Caro direttore,
quanto è bella Milano. Una città che ha avuto il coraggio di cambiare, di internazionalizzarsi, di innalzarsi regalandoci gioielli come la “Torre Unicredit” o il pluripremiato “Bosco Verticale”. Milano città governata dalla sinistra in una regione amministrata dal centrodestra, città motore dell’Italia, città produttrice ma anche una delle città più care del nostro Paese.
Al di là delle Alpi, Milano ha una città gemella: Monaco di Baviera.
Città socialista (come Milano una volta) in una “Regione” ultraconservatrice come la Baviera (quante volte la Lega si è inspirata per la sua politica alla CSU bavarese). München è la città che più di ogni altra sta crescendo in Europa. Le previsioni parlano di 100 mila nuovi abitanti ogni anno da qui al 2030. Una domanda che ha spinto gli affitti alle stelle.

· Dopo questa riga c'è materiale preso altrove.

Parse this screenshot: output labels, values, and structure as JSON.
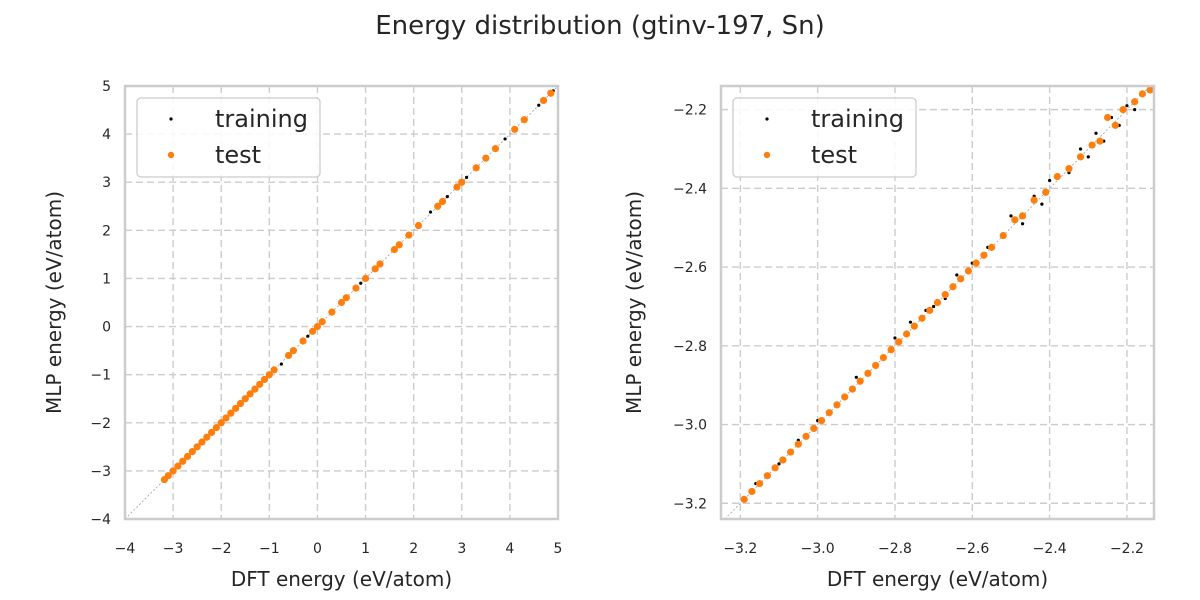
{
  "figure": {
    "title": "Energy distribution (gtinv-197, Sn)"
  },
  "colors": {
    "training": "#000000",
    "test": "#ff7f0e",
    "grid": "#cccccc",
    "diagonal": "#a0a0a0"
  },
  "chart_data": [
    {
      "type": "scatter",
      "xlabel": "DFT energy (eV/atom)",
      "ylabel": "MLP energy (eV/atom)",
      "xlim": [
        -4,
        5
      ],
      "ylim": [
        -4,
        5
      ],
      "xticks": [
        -4,
        -3,
        -2,
        -1,
        0,
        1,
        2,
        3,
        4,
        5
      ],
      "yticks": [
        -4,
        -3,
        -2,
        -1,
        0,
        1,
        2,
        3,
        4,
        5
      ],
      "grid": true,
      "diagonal": true,
      "legend": {
        "position": "top-left",
        "entries": [
          "training",
          "test"
        ]
      },
      "series": [
        {
          "name": "training",
          "color": "#000000",
          "points": [
            [
              -3.18,
              -3.18
            ],
            [
              -3.0,
              -3.0
            ],
            [
              -2.6,
              -2.6
            ],
            [
              -2.2,
              -2.2
            ],
            [
              -1.8,
              -1.8
            ],
            [
              -1.4,
              -1.4
            ],
            [
              -1.0,
              -1.0
            ],
            [
              -0.75,
              -0.78
            ],
            [
              -0.5,
              -0.5
            ],
            [
              -0.2,
              -0.2
            ],
            [
              0.1,
              0.1
            ],
            [
              0.5,
              0.5
            ],
            [
              0.9,
              0.9
            ],
            [
              1.3,
              1.3
            ],
            [
              1.7,
              1.7
            ],
            [
              2.1,
              2.1
            ],
            [
              2.35,
              2.38
            ],
            [
              2.7,
              2.7
            ],
            [
              3.1,
              3.1
            ],
            [
              3.5,
              3.5
            ],
            [
              3.9,
              3.9
            ],
            [
              4.3,
              4.3
            ],
            [
              4.6,
              4.6
            ],
            [
              4.9,
              4.9
            ]
          ]
        },
        {
          "name": "test",
          "color": "#ff7f0e",
          "points": [
            [
              -3.18,
              -3.18
            ],
            [
              -3.1,
              -3.1
            ],
            [
              -3.0,
              -3.0
            ],
            [
              -2.9,
              -2.9
            ],
            [
              -2.8,
              -2.8
            ],
            [
              -2.7,
              -2.7
            ],
            [
              -2.6,
              -2.6
            ],
            [
              -2.5,
              -2.5
            ],
            [
              -2.4,
              -2.4
            ],
            [
              -2.3,
              -2.3
            ],
            [
              -2.2,
              -2.2
            ],
            [
              -2.1,
              -2.1
            ],
            [
              -2.0,
              -2.0
            ],
            [
              -1.9,
              -1.9
            ],
            [
              -1.8,
              -1.8
            ],
            [
              -1.7,
              -1.7
            ],
            [
              -1.6,
              -1.6
            ],
            [
              -1.5,
              -1.5
            ],
            [
              -1.4,
              -1.4
            ],
            [
              -1.3,
              -1.3
            ],
            [
              -1.2,
              -1.2
            ],
            [
              -1.1,
              -1.1
            ],
            [
              -1.0,
              -1.0
            ],
            [
              -0.9,
              -0.9
            ],
            [
              -0.6,
              -0.6
            ],
            [
              -0.5,
              -0.5
            ],
            [
              -0.3,
              -0.3
            ],
            [
              -0.1,
              -0.1
            ],
            [
              0.0,
              0.0
            ],
            [
              0.1,
              0.1
            ],
            [
              0.3,
              0.3
            ],
            [
              0.5,
              0.5
            ],
            [
              0.6,
              0.6
            ],
            [
              0.8,
              0.8
            ],
            [
              1.0,
              1.0
            ],
            [
              1.2,
              1.2
            ],
            [
              1.3,
              1.3
            ],
            [
              1.6,
              1.6
            ],
            [
              1.7,
              1.7
            ],
            [
              1.9,
              1.9
            ],
            [
              2.1,
              2.1
            ],
            [
              2.5,
              2.5
            ],
            [
              2.6,
              2.6
            ],
            [
              2.9,
              2.9
            ],
            [
              3.0,
              3.0
            ],
            [
              3.3,
              3.3
            ],
            [
              3.5,
              3.5
            ],
            [
              3.7,
              3.7
            ],
            [
              4.1,
              4.1
            ],
            [
              4.3,
              4.3
            ],
            [
              4.7,
              4.7
            ],
            [
              4.85,
              4.85
            ]
          ]
        }
      ]
    },
    {
      "type": "scatter",
      "xlabel": "DFT energy (eV/atom)",
      "ylabel": "MLP energy (eV/atom)",
      "xlim": [
        -3.25,
        -2.13
      ],
      "ylim": [
        -3.24,
        -2.14
      ],
      "xticks": [
        -3.2,
        -3.0,
        -2.8,
        -2.6,
        -2.4,
        -2.2
      ],
      "yticks": [
        -3.2,
        -3.0,
        -2.8,
        -2.6,
        -2.4,
        -2.2
      ],
      "grid": true,
      "diagonal": true,
      "legend": {
        "position": "top-left",
        "entries": [
          "training",
          "test"
        ]
      },
      "series": [
        {
          "name": "training",
          "color": "#000000",
          "points": [
            [
              -3.16,
              -3.15
            ],
            [
              -3.1,
              -3.1
            ],
            [
              -3.05,
              -3.04
            ],
            [
              -3.0,
              -2.99
            ],
            [
              -2.95,
              -2.95
            ],
            [
              -2.9,
              -2.88
            ],
            [
              -2.85,
              -2.85
            ],
            [
              -2.8,
              -2.78
            ],
            [
              -2.76,
              -2.74
            ],
            [
              -2.72,
              -2.71
            ],
            [
              -2.7,
              -2.7
            ],
            [
              -2.67,
              -2.68
            ],
            [
              -2.64,
              -2.62
            ],
            [
              -2.6,
              -2.59
            ],
            [
              -2.56,
              -2.55
            ],
            [
              -2.52,
              -2.52
            ],
            [
              -2.5,
              -2.47
            ],
            [
              -2.47,
              -2.49
            ],
            [
              -2.44,
              -2.42
            ],
            [
              -2.42,
              -2.44
            ],
            [
              -2.4,
              -2.38
            ],
            [
              -2.38,
              -2.37
            ],
            [
              -2.35,
              -2.36
            ],
            [
              -2.32,
              -2.3
            ],
            [
              -2.3,
              -2.32
            ],
            [
              -2.28,
              -2.26
            ],
            [
              -2.26,
              -2.28
            ],
            [
              -2.24,
              -2.22
            ],
            [
              -2.22,
              -2.24
            ],
            [
              -2.2,
              -2.19
            ],
            [
              -2.18,
              -2.2
            ],
            [
              -2.16,
              -2.16
            ],
            [
              -2.14,
              -2.15
            ]
          ]
        },
        {
          "name": "test",
          "color": "#ff7f0e",
          "points": [
            [
              -3.19,
              -3.19
            ],
            [
              -3.17,
              -3.17
            ],
            [
              -3.15,
              -3.15
            ],
            [
              -3.13,
              -3.13
            ],
            [
              -3.11,
              -3.11
            ],
            [
              -3.09,
              -3.09
            ],
            [
              -3.07,
              -3.07
            ],
            [
              -3.05,
              -3.05
            ],
            [
              -3.03,
              -3.03
            ],
            [
              -3.01,
              -3.01
            ],
            [
              -2.99,
              -2.99
            ],
            [
              -2.97,
              -2.97
            ],
            [
              -2.95,
              -2.95
            ],
            [
              -2.93,
              -2.93
            ],
            [
              -2.91,
              -2.91
            ],
            [
              -2.89,
              -2.89
            ],
            [
              -2.87,
              -2.87
            ],
            [
              -2.85,
              -2.85
            ],
            [
              -2.83,
              -2.83
            ],
            [
              -2.81,
              -2.81
            ],
            [
              -2.79,
              -2.79
            ],
            [
              -2.77,
              -2.77
            ],
            [
              -2.75,
              -2.75
            ],
            [
              -2.73,
              -2.73
            ],
            [
              -2.71,
              -2.71
            ],
            [
              -2.69,
              -2.69
            ],
            [
              -2.67,
              -2.67
            ],
            [
              -2.65,
              -2.65
            ],
            [
              -2.63,
              -2.63
            ],
            [
              -2.61,
              -2.61
            ],
            [
              -2.59,
              -2.59
            ],
            [
              -2.57,
              -2.57
            ],
            [
              -2.55,
              -2.55
            ],
            [
              -2.52,
              -2.52
            ],
            [
              -2.49,
              -2.48
            ],
            [
              -2.47,
              -2.47
            ],
            [
              -2.44,
              -2.43
            ],
            [
              -2.41,
              -2.41
            ],
            [
              -2.38,
              -2.37
            ],
            [
              -2.35,
              -2.35
            ],
            [
              -2.32,
              -2.32
            ],
            [
              -2.29,
              -2.29
            ],
            [
              -2.27,
              -2.28
            ],
            [
              -2.25,
              -2.22
            ],
            [
              -2.23,
              -2.24
            ],
            [
              -2.21,
              -2.2
            ],
            [
              -2.18,
              -2.18
            ],
            [
              -2.16,
              -2.16
            ],
            [
              -2.14,
              -2.15
            ]
          ]
        }
      ]
    }
  ]
}
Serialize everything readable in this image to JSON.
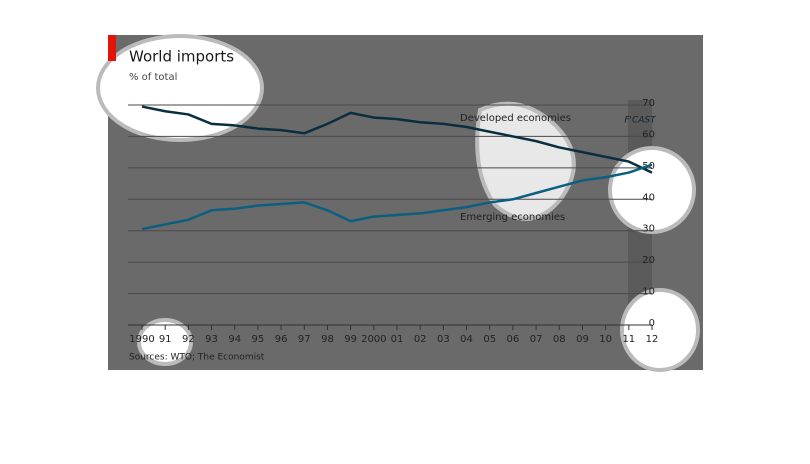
{
  "chart_data": {
    "type": "line",
    "title": "World imports",
    "subtitle": "% of total",
    "source": "Sources: WTO; The Economist",
    "forecast_label": "F'CAST",
    "categories": [
      "1990",
      "91",
      "92",
      "93",
      "94",
      "95",
      "96",
      "97",
      "98",
      "99",
      "2000",
      "01",
      "02",
      "03",
      "04",
      "05",
      "06",
      "07",
      "08",
      "09",
      "10",
      "11",
      "12"
    ],
    "series": [
      {
        "name": "Developed economies",
        "color": "#0a2e40",
        "values": [
          69.5,
          68,
          67,
          64,
          63.5,
          62.5,
          62,
          61,
          64,
          67.5,
          66,
          65.5,
          64.5,
          64,
          63,
          61.5,
          60,
          58.5,
          56.5,
          55,
          53.5,
          52,
          48.5
        ]
      },
      {
        "name": "Emerging economies",
        "color": "#0b5f80",
        "values": [
          30.5,
          32,
          33.5,
          36.5,
          37,
          38,
          38.5,
          39,
          36.5,
          33,
          34.5,
          35,
          35.5,
          36.5,
          37.5,
          39,
          40,
          42,
          44,
          46,
          47,
          48.5,
          51
        ]
      }
    ],
    "ylim": [
      0,
      70
    ],
    "yticks": [
      0,
      10,
      20,
      30,
      40,
      50,
      60,
      70
    ],
    "grid": true
  }
}
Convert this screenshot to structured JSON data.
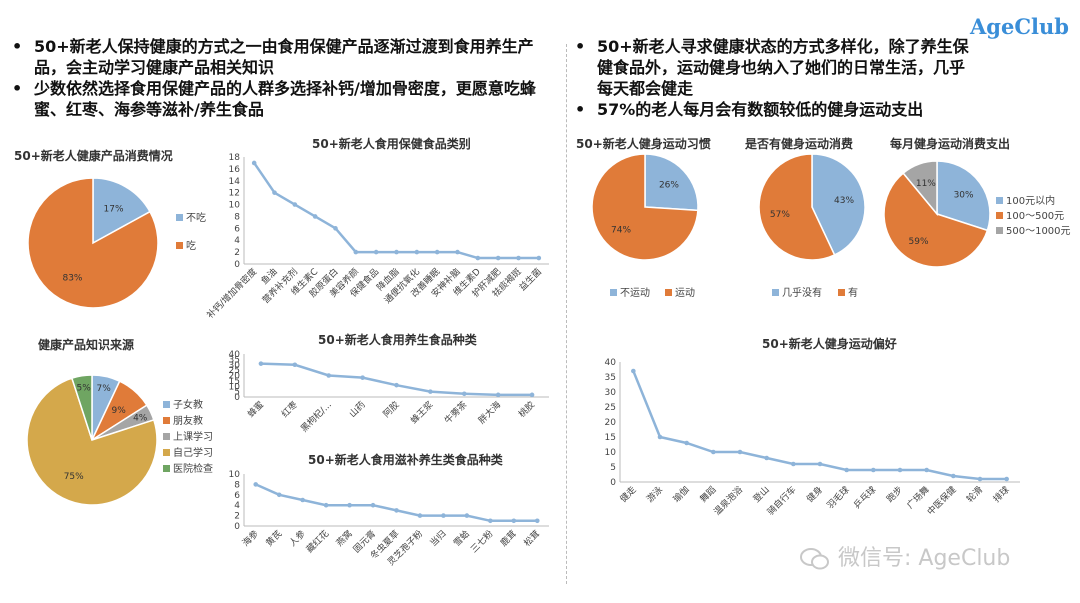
{
  "logo": "AgeClub",
  "watermark": "微信号: AgeClub",
  "bullets_left": [
    "50+新老人保持健康的方式之一由食用保健产品逐渐过渡到食用养生产品，会主动学习健康产品相关知识",
    "少数依然选择食用保健产品的人群多选择补钙/增加骨密度，更愿意吃蜂蜜、红枣、海参等滋补/养生食品"
  ],
  "bullets_right": [
    "50+新老人寻求健康状态的方式多样化，除了养生保健食品外，运动健身也纳入了她们的日常生活，几乎每天都会健走",
    "57%的老人每月会有数额较低的健身运动支出"
  ],
  "colors": {
    "blue": "#8eb4d9",
    "orange": "#e07b39",
    "gray": "#a5a5a5",
    "gold": "#d4a84b",
    "green": "#6fa562",
    "line": "#8eb4d9"
  },
  "chart_data": [
    {
      "type": "pie",
      "title": "50+新老人健康产品消费情况",
      "series": [
        {
          "values": [
            17,
            83
          ]
        }
      ],
      "categories": [
        "不吃",
        "吃"
      ],
      "labels": [
        "17%",
        "83%"
      ],
      "colors": [
        "blue",
        "orange"
      ],
      "legend": "right"
    },
    {
      "type": "pie",
      "title": "健康产品知识来源",
      "series": [
        {
          "values": [
            7,
            9,
            4,
            75,
            5
          ]
        }
      ],
      "categories": [
        "子女教",
        "朋友教",
        "上课学习",
        "自己学习",
        "医院检查"
      ],
      "labels": [
        "7%",
        "9%",
        "4%",
        "75%",
        "5%"
      ],
      "colors": [
        "blue",
        "orange",
        "gray",
        "gold",
        "green"
      ],
      "legend": "right"
    },
    {
      "type": "line",
      "title": "50+新老人食用保健食品类别",
      "categories": [
        "补钙/增加骨密度",
        "鱼油",
        "营养补充剂",
        "维生素C",
        "胶原蛋白",
        "美容养颜",
        "保健食品",
        "降血脂",
        "通便抗氧化",
        "改善睡眠",
        "安神补脑",
        "维生素D",
        "护肝减肥",
        "祛痰褐斑",
        "益生菌"
      ],
      "values": [
        17,
        12,
        10,
        8,
        6,
        2,
        2,
        2,
        2,
        2,
        2,
        1,
        1,
        1,
        1
      ],
      "ylim": [
        0,
        18
      ],
      "yticks": [
        0,
        2,
        4,
        6,
        8,
        10,
        12,
        14,
        16,
        18
      ]
    },
    {
      "type": "line",
      "title": "50+新老人食用养生食品种类",
      "categories": [
        "蜂蜜",
        "红枣",
        "黑枸杞/...",
        "山药",
        "阿胶",
        "蜂王浆",
        "牛蒡茶",
        "胖大海",
        "桃胶"
      ],
      "values": [
        31,
        30,
        20,
        18,
        11,
        5,
        3,
        2,
        2
      ],
      "ylim": [
        0,
        40
      ],
      "yticks": [
        0,
        5,
        10,
        15,
        20,
        25,
        30,
        35,
        40
      ]
    },
    {
      "type": "line",
      "title": "50+新老人食用滋补养生类食品种类",
      "categories": [
        "海参",
        "黄芪",
        "人参",
        "藏红花",
        "燕窝",
        "固元膏",
        "冬虫夏草",
        "灵芝孢子粉",
        "当归",
        "雪蛤",
        "三七粉",
        "鹿茸",
        "松茸"
      ],
      "values": [
        8,
        6,
        5,
        4,
        4,
        4,
        3,
        2,
        2,
        2,
        1,
        1,
        1
      ],
      "ylim": [
        0,
        10
      ],
      "yticks": [
        0,
        2,
        4,
        6,
        8,
        10
      ]
    },
    {
      "type": "pie",
      "title": "50+新老人健身运动习惯",
      "series": [
        {
          "values": [
            26,
            74
          ]
        }
      ],
      "categories": [
        "不运动",
        "运动"
      ],
      "labels": [
        "26%",
        "74%"
      ],
      "colors": [
        "blue",
        "orange"
      ],
      "legend": "bottom"
    },
    {
      "type": "pie",
      "title": "是否有健身运动消费",
      "series": [
        {
          "values": [
            43,
            57
          ]
        }
      ],
      "categories": [
        "几乎没有",
        "有"
      ],
      "labels": [
        "43%",
        "57%"
      ],
      "colors": [
        "blue",
        "orange"
      ],
      "legend": "bottom"
    },
    {
      "type": "pie",
      "title": "每月健身运动消费支出",
      "series": [
        {
          "values": [
            30,
            59,
            11
          ]
        }
      ],
      "categories": [
        "100元以内",
        "100～500元",
        "500～1000元"
      ],
      "labels": [
        "30%",
        "59%",
        "11%"
      ],
      "colors": [
        "blue",
        "orange",
        "gray"
      ],
      "legend": "right"
    },
    {
      "type": "line",
      "title": "50+新老人健身运动偏好",
      "categories": [
        "健走",
        "游泳",
        "瑜伽",
        "舞蹈",
        "温泉泡浴",
        "登山",
        "骑自行车",
        "健身",
        "羽毛球",
        "乒乓球",
        "跑步",
        "广场舞",
        "中医保健",
        "轮滑",
        "排球"
      ],
      "values": [
        37,
        15,
        13,
        10,
        10,
        8,
        6,
        6,
        4,
        4,
        4,
        4,
        2,
        1,
        1
      ],
      "ylim": [
        0,
        40
      ],
      "yticks": [
        0,
        5,
        10,
        15,
        20,
        25,
        30,
        35,
        40
      ]
    }
  ]
}
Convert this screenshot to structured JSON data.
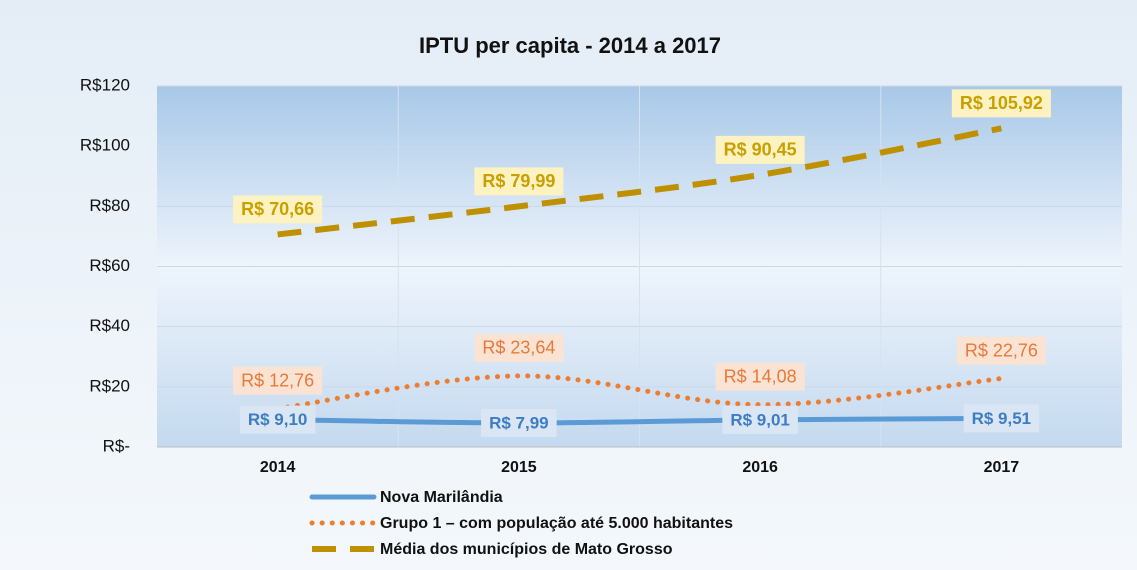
{
  "chart_data": {
    "type": "line",
    "title": "IPTU per capita - 2014 a 2017",
    "categories": [
      "2014",
      "2015",
      "2016",
      "2017"
    ],
    "ylim": [
      0,
      120
    ],
    "yticks": [
      {
        "value": 0,
        "label": "R$-"
      },
      {
        "value": 20,
        "label": "R$20"
      },
      {
        "value": 40,
        "label": "R$40"
      },
      {
        "value": 60,
        "label": "R$60"
      },
      {
        "value": 80,
        "label": "R$80"
      },
      {
        "value": 100,
        "label": "R$100"
      },
      {
        "value": 120,
        "label": "R$120"
      }
    ],
    "grid": true,
    "legend": "bottom",
    "series": [
      {
        "name": "Nova Marilândia",
        "color": "#5b9bd5",
        "style": "solid",
        "values": [
          9.1,
          7.99,
          9.01,
          9.51
        ],
        "value_labels": [
          "R$ 9,10",
          "R$ 7,99",
          "R$ 9,01",
          "R$ 9,51"
        ]
      },
      {
        "name": "Grupo 1 – com população até 5.000 habitantes",
        "color": "#ed7d31",
        "style": "dotted",
        "values": [
          12.76,
          23.64,
          14.08,
          22.76
        ],
        "value_labels": [
          "R$ 12,76",
          "R$ 23,64",
          "R$ 14,08",
          "R$ 22,76"
        ]
      },
      {
        "name": "Média dos municípios de Mato Grosso",
        "color": "#bf9000",
        "style": "dashed",
        "values": [
          70.66,
          79.99,
          90.45,
          105.92
        ],
        "value_labels": [
          "R$ 70,66",
          "R$ 79,99",
          "R$ 90,45",
          "R$ 105,92"
        ]
      }
    ]
  }
}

Monaco è il motore produttivo della Germania in cui tutte le grandi aziende hanno sede.
In giugno ero a Milano quando la stazione centrale fu invasa da profughi e immigrati. Nei bellissimi androni della stazione, sulle ampie scale milanese, si trovavano in ordine sparso centinaia di disperati. Inizialmente lasciati a loro stessi, poi messi in esposizione nelle vetrine dei negozi vuoti. ‘amministrazione della città cercava disordinatamente di risolvere il problema. Noi italiani passavamo accanto a questa tristezza concentrati sui nostri impegni e sulle nostre vite già abbastanza complicate. I politici di ogni colore sfilavano in stazione, chi pro e chi controi. I sindaci di altre città e i governanti delle Regioni chiudeva alla possibilità di accogliere rifugiati nei loro spazi, mentre i media italiani lanciavano allarmi su improbabili malattie portate dai profughi o si lamentavano di come la stazione si presentasse ai visitatori del’Expo (con i suoi 20 milioni di visitatori in 6 mesi).
In questi giorni migliaia di nuovi profughi si stanno riversando nella Stazione centrale di Monaco di Baviera (solo ieri sera sono stati 6mila). Sin dal primo giorno di arrivi i monegaschi si sono riversati in massa in stazione con cibo, indumenti, regali per i bambini tanto da spingere le organizzazioni a pregare di smettere per mancanza di spazi per immagazzinare il tutto. Il profugo che arriva a Monaco riceve subito un set con acqua e cibo e viene fatto accodare per i controlli sanitari. Alcuni di essi, poi, vengono smistati sui diversi autobus o treni che li porteranno in altre città tedesche, dove verranno registrati e da dove inizierà il loro percorso burocratico. Dal primo giorno le maggiori organizzazioni Onlus hanno organizzato un conto corrente dove poter versare donazioni. La squadra di calcio monegasca, l’FC Bayern, ha donato ad esempio 1 milione di euro per i profughi seguita a ruota dalle altre squadre nazionali, dalla Nazionale e da una miriade di sportivi e personaggi dello spettacolo che con la loro azione vogliono motivare i tedeschi a fare altrettanto.
Anche in Germania i politici fanno le loro passerelle (nei campi di raccolta però e non in stazione dove sarebbero solo di impiccio) e si discute animatamente su come risolvere il problema. Voci razziste vengono subito sopite e condannate dalla gente stessa. I media tedeschi fanno a gara con maratone di solidarietà e elogiano la perfetta organizzazione cittadina. Nessuno si è sognato di avanzare polemiche su come si presentasse la stazione pochi giorni prima dell’Oktoberfest con i suoi 10 milioni di visitatori in tre settimane (cosa volete che siano 20 milioni in 6 mesi del’Expo).
Perché noi italiani non abbiamo reagito nello stesso modo? Forse perché sono anni che noi riceviamo profughi? In realtà anche Monaco riceve ormai da anni circa 400 profughi al giorno.
Non siamo forse noi il popolo del’accoglienza? Dove sono quegli italiani che scendono in strada per ripulire la propria città o che si uniscono difronte a tragedie come alluvioni e terremoti? Siamo forse solidali solo quando riguarda “qualcuno di noi”?
Spesso e volentieri compatiamo la freddezza tedesca giustificandola con il loro clima rigido, oggi saranno i tedeschi a compatire il nostro egoismo giustificandolo forse con un colpo di sole.